Instantaneous and rhythmic, sensual and varied in aspect, harmonious or contrasting in structure — a philosophy in action — “ink” may incite a similarly moderated discussion of relations between abstraction and figuration; of oscillations between the material and the conceptual; of locality and temporality in indexical marks and associative meanings.
— Michelle Fornabai
When I began programming Studio-X in July 2008, I was given a beautiful and largely empty room overlooking the Hudson River, and the mandate to “create a scene.” At first, it felt daunting. But through trial and error, and with the advice of many who felt invested in the success of the space, a scene has emerged. Studio-X is informal and collaborative — a place where exhibitions, research, public events and publications can coexist, overlap and, ideally, converse with each other. The scene is also dynamic and process-oriented. Ideas are workshopped during evening lectures and conversations, and they are materialized during the day.
All of which is why “ink,” an exhibition of ink on mylar drawings by artist and architect Michelle Fornabai, is perfect for the space. Because “ink” is a process in itself — not only a journey of mark-making and perception that “imaginatively projects future events of construction,” but also a series of events and conversations between Chinese and US designers over the course of one year.

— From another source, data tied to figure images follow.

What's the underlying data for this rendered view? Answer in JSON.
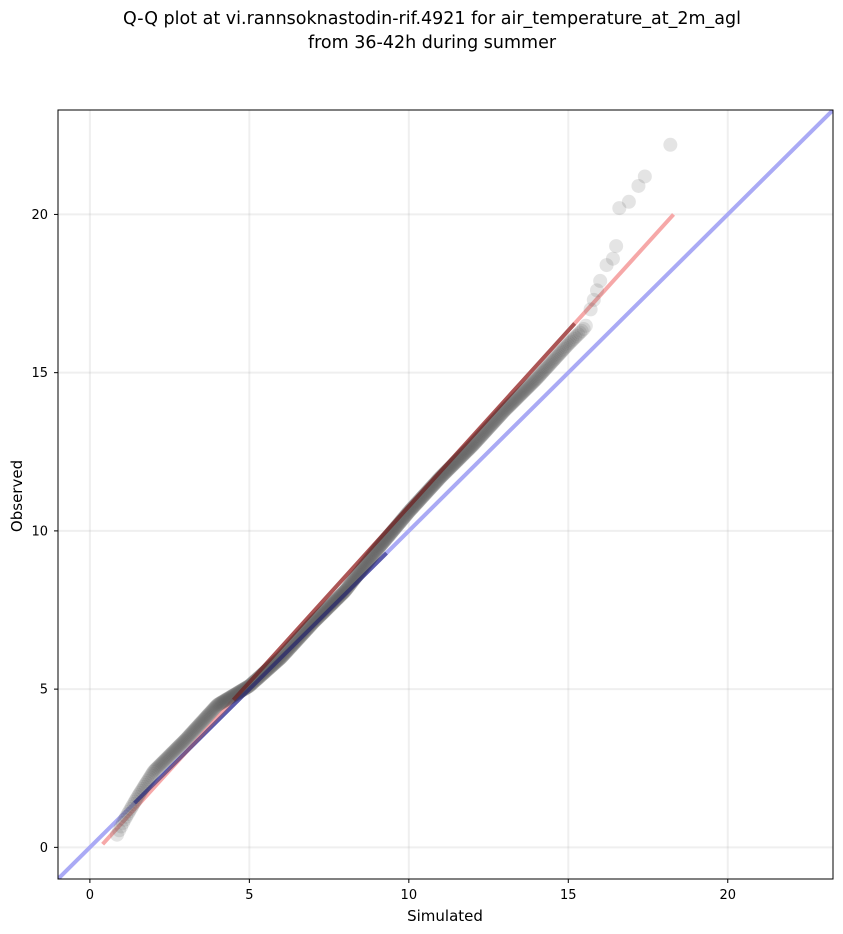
{
  "chart_data": {
    "type": "scatter",
    "title_line1": "Q-Q plot at vi.rannsoknastodin-rif.4921 for air_temperature_at_2m_agl",
    "title_line2": "from 36-42h during summer",
    "xlabel": "Simulated",
    "ylabel": "Observed",
    "xlim": [
      -1.0,
      23.3
    ],
    "ylim": [
      -1.0,
      23.3
    ],
    "xticks": [
      0,
      5,
      10,
      15,
      20
    ],
    "yticks": [
      0,
      5,
      10,
      15,
      20
    ],
    "grid": true,
    "colors": {
      "points": "#555555",
      "identity_line": "#aaaaf5",
      "fit_line": "#f5a3a3",
      "overlap_identity": "#1a1a6e",
      "overlap_fit": "#6e1010"
    },
    "identity_line": {
      "x": [
        -1.0,
        23.3
      ],
      "y": [
        -1.0,
        23.3
      ]
    },
    "fit_line": {
      "x": [
        0.4,
        18.3
      ],
      "y": [
        0.1,
        20.0
      ]
    },
    "quantile_knots": {
      "x": [
        0.8,
        1.1,
        1.5,
        2.0,
        3.0,
        4.0,
        5.0,
        6.0,
        7.0,
        8.0,
        9.0,
        10.0,
        11.0,
        12.0,
        13.0,
        14.0,
        15.0,
        15.5,
        16.0,
        16.5,
        17.0,
        17.5,
        18.0
      ],
      "y": [
        0.3,
        0.9,
        1.6,
        2.4,
        3.4,
        4.5,
        5.1,
        6.0,
        7.1,
        8.1,
        9.4,
        10.6,
        11.7,
        12.7,
        13.8,
        14.8,
        15.9,
        16.4,
        17.2,
        18.4,
        19.5,
        20.8,
        22.0
      ]
    },
    "tail_points": [
      {
        "x": 15.7,
        "y": 17.0
      },
      {
        "x": 15.8,
        "y": 17.3
      },
      {
        "x": 15.9,
        "y": 17.6
      },
      {
        "x": 16.0,
        "y": 17.9
      },
      {
        "x": 16.2,
        "y": 18.4
      },
      {
        "x": 16.4,
        "y": 18.6
      },
      {
        "x": 16.5,
        "y": 19.0
      },
      {
        "x": 16.6,
        "y": 20.2
      },
      {
        "x": 16.9,
        "y": 20.4
      },
      {
        "x": 17.2,
        "y": 20.9
      },
      {
        "x": 17.4,
        "y": 21.2
      },
      {
        "x": 18.2,
        "y": 22.2
      }
    ],
    "n_points": 520
  }
}
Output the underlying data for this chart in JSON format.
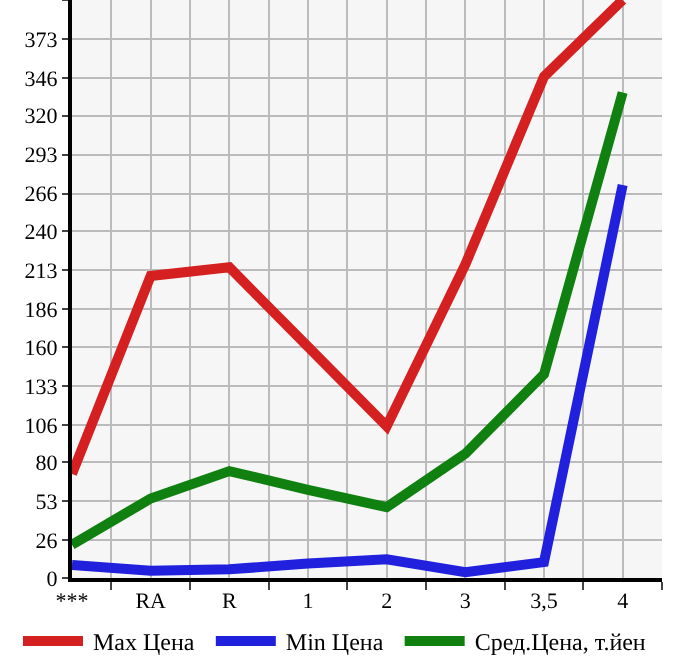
{
  "chart_data": {
    "type": "line",
    "categories": [
      "***",
      "RA",
      "R",
      "1",
      "2",
      "3",
      "3,5",
      "4"
    ],
    "series": [
      {
        "name": "Max Цена",
        "color": "#d42020",
        "values": [
          72,
          209,
          215,
          160,
          105,
          217,
          347,
          400
        ]
      },
      {
        "name": "Min Цена",
        "color": "#2020dd",
        "values": [
          9,
          5,
          6,
          10,
          13,
          4,
          11,
          272
        ]
      },
      {
        "name": "Сред.Цена, т.йен",
        "color": "#108010",
        "values": [
          23,
          55,
          74,
          61,
          49,
          86,
          141,
          336
        ]
      }
    ],
    "ylim": [
      0,
      400
    ],
    "yticks": [
      0,
      26,
      53,
      80,
      106,
      133,
      160,
      186,
      213,
      240,
      266,
      293,
      320,
      346,
      373,
      {
        "value": 400,
        "label": null
      }
    ],
    "grid": true,
    "legend": "bottom",
    "marker": "none",
    "line_style": "solid"
  }
}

“Ink” debuted in July 2009 at Studio-X Beijing, the second hub of the Studio-X Global Network, a new initiative by the Graduate School of Architecture, Planning and Preservation of Columbia University. Tonight, New Yorkers will be able to jump into the conversation that began last year on the other side of the world, and interact with respondents and audience members in Beijing. Live simulcast conversations and idea-sharing events will occur more and more as the Studio-X Network grows (plans are underway to open Studio-Xs in high-density areas in India, Brazil and Russia). In a recent statement, GSAPP Dean Mark Wigley suggested that “[s]uch a global think tank must be based on the deep conviction that those parts of the world that are changing the most have the most to teach us. Older centers of power and wisdom must learn from the newer centers, which in turn learn from each other.”

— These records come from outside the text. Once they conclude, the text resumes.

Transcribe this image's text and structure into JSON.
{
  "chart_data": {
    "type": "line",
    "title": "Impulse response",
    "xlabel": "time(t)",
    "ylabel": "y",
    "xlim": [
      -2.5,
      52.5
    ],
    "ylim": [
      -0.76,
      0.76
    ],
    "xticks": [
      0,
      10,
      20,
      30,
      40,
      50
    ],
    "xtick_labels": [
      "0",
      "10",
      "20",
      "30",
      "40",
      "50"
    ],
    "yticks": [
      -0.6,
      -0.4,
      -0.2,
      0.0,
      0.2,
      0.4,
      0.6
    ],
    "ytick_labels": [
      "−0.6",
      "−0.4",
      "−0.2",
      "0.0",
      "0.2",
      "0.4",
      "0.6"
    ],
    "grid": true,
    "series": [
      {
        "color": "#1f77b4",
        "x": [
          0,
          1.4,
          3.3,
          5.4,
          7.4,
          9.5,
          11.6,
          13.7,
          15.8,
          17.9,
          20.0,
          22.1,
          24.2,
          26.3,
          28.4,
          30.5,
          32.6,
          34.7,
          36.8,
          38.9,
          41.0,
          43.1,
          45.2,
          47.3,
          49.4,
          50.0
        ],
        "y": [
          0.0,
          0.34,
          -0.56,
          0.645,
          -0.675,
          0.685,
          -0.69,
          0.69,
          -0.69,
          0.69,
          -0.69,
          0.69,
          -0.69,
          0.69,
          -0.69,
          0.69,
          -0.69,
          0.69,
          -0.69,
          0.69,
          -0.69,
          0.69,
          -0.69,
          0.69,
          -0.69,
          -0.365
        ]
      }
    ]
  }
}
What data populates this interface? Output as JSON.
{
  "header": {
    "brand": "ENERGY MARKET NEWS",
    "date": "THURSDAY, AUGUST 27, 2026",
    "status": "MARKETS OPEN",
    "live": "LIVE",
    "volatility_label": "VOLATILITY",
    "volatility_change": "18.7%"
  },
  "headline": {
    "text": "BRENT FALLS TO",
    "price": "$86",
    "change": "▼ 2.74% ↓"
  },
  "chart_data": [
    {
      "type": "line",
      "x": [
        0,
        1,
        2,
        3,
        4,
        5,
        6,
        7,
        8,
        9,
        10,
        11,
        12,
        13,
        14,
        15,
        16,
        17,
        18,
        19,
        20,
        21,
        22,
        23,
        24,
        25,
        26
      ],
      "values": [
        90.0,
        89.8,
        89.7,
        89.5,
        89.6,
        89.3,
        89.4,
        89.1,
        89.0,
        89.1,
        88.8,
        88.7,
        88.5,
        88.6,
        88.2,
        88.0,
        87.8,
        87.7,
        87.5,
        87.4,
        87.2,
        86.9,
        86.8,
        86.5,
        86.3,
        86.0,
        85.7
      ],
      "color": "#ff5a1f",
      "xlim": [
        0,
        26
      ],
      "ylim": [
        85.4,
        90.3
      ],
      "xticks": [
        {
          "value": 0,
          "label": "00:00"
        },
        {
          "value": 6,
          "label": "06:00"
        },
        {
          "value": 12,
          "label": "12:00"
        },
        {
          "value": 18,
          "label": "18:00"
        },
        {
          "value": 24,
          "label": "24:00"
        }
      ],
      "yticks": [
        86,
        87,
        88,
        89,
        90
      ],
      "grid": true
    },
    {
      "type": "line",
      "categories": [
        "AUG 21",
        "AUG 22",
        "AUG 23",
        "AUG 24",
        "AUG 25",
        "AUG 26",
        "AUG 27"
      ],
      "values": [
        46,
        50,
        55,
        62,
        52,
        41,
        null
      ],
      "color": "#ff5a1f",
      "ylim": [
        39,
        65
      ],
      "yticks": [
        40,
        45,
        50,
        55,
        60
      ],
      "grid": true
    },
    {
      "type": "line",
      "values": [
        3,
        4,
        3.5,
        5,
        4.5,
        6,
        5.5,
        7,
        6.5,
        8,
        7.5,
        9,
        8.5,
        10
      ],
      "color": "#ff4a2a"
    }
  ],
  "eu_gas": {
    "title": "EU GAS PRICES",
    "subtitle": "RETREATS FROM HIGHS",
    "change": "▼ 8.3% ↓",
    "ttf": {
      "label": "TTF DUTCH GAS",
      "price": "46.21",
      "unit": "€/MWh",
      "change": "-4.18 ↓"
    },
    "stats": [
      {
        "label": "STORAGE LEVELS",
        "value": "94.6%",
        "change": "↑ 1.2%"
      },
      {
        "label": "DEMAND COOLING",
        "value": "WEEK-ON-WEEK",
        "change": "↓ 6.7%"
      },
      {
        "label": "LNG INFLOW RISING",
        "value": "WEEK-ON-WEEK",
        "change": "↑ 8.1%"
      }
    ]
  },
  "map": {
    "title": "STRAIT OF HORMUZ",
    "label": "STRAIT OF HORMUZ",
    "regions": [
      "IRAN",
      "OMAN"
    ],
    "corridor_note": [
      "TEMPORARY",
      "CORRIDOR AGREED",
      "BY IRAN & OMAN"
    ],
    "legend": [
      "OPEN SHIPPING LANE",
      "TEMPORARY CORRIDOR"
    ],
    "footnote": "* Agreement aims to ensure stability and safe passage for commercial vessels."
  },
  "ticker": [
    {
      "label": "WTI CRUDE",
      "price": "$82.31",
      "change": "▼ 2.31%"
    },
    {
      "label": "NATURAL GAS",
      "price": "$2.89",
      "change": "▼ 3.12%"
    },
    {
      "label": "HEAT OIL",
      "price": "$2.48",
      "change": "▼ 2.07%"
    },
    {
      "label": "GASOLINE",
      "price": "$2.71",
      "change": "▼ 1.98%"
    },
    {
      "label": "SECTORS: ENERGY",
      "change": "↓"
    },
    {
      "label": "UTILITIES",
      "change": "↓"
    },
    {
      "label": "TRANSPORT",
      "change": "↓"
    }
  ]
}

The accompanying slideshow represents some of the work on display, alongside a commentary and statement by Michelle Fornabai. “Rather than acting as a material trace or as a record of events,” she suggests, “construction documents in architecture are projective: both as an abstract system of orthogonal projection and as a set of instructions for a future event.” The drawings, paintings and mock material studies in this exhibition question the irrational potentials of these documents through a series of acts in ink and concrete. They evoke American Abstract Expressionism, Rorschach testing, Chinese calligraphy and a newly minted literary and architectural genre, “Concrete Poetry,” to explore marks and meaning, material stimuli and making sense, psychic readings and programmatic possibilities. According to Fornabai, “Using emergent theories in neurophysiology which explore the intersection of sensation, perception and cognitive processing, the project will document an experience of events in a material — both as a series of constructive acts in making, and in manifesting corporeal experiences for the viewer.”